BitesWithBenefits.com

DCL

Warm tea, steamy cider, mulled wine, hot sauce- yes, hot sauce. The spicy condiment does more than step up flavor and singe the tongue, it actually raises resting body temperature. Yup- it's been scientifically tested, proven, and reported in the Journal of Biological Chemistry.

What causes the reaction? Capsaicin. It's the active chemical in peppers, stimulates a sensory receptor found in our neurons, creating thermogenesis- the process in which cells convert energy into heat.

Another side effect? An increase in metabolism!
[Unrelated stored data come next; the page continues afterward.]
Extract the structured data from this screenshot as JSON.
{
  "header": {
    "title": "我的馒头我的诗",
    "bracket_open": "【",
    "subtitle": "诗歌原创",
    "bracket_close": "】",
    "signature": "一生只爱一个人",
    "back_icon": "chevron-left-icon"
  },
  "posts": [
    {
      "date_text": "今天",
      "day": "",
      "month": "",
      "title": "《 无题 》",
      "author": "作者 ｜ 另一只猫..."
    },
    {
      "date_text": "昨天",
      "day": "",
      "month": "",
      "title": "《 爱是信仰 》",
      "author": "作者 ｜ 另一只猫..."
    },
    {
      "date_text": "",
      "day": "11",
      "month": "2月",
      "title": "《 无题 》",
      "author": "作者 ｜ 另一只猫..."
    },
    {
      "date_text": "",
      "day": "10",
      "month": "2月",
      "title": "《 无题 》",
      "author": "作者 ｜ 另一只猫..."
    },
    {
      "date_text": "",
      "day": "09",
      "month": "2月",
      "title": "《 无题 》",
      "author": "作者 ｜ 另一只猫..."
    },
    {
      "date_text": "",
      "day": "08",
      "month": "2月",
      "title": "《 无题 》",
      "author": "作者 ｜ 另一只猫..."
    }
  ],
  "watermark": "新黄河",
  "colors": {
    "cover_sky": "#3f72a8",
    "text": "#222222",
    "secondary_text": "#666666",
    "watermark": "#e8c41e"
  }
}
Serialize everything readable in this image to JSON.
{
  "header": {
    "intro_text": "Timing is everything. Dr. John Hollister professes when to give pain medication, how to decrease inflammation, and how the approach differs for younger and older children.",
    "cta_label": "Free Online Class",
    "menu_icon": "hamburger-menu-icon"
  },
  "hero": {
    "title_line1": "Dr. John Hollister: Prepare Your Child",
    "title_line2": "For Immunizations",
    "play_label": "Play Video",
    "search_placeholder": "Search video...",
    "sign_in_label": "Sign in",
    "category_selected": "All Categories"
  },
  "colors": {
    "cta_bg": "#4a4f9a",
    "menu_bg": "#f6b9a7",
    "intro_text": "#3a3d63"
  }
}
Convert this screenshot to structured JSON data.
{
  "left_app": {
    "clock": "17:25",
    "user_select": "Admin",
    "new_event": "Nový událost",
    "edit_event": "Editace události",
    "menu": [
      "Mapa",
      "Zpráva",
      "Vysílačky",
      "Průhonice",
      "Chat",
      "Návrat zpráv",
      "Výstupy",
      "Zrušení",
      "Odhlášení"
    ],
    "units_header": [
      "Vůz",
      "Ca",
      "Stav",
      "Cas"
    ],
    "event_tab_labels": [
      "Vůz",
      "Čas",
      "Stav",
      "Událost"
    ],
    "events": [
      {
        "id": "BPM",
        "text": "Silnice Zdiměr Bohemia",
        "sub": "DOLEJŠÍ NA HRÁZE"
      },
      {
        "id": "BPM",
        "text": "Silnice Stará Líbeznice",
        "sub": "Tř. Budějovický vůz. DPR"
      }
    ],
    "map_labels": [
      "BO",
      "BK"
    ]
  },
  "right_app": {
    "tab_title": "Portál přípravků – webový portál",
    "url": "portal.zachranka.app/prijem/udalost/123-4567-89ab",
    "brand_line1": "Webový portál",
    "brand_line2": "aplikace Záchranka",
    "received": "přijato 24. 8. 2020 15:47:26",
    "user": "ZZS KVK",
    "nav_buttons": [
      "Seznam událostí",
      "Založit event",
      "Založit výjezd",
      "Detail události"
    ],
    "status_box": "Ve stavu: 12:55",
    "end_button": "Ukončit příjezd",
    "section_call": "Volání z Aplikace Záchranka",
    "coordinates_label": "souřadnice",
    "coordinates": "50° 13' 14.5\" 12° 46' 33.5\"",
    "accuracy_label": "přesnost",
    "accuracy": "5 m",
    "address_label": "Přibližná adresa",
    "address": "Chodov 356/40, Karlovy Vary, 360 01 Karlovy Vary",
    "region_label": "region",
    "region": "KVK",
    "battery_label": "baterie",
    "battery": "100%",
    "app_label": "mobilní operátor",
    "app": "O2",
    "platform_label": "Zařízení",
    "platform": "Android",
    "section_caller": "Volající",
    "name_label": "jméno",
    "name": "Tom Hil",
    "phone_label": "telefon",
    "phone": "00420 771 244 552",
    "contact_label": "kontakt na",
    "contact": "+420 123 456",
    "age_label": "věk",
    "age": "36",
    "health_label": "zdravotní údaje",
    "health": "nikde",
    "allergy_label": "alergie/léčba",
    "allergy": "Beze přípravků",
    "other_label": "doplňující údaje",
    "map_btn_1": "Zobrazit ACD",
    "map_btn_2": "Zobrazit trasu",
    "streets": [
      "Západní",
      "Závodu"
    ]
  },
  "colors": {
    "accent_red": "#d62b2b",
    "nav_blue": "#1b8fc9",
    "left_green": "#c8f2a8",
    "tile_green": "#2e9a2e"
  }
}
There are literally hundreds of thousands of amazing chili pepper sauces out there, even chili pepper teas!

Here is a good basic to start with, then add anything from Vidalia onions to peaches to heat (and speed) things up!

6 Dried Red Chilies (New Mexico chili is much hotter than California chili) 3 cups of Water 1 tbsp Flour 1 tbsp Vegetable oil 2 Garlic Cloves (diced) 1 tbsp Dried Oregano 1 tsp Cider Vinegar -Make sure to wear gloves as you use a small knife to remove the chili stems and seeds. -Wash the chilies well -Place in a saucepan with the water on high heat. Bring to a boil for 5 minutes. Turn off the heat and let them soak for 10 minutes. -Place the chilies in a food processor or blender for 20 seconds until the skins are finely chopped. -Strain and press the chili pieces through with a wooden spoon. -Return the strained chilies to the food processor, add the flour, oil, diced garlic, oregano, vinegar and blend on low speed for 20 seconds. -Enjoy!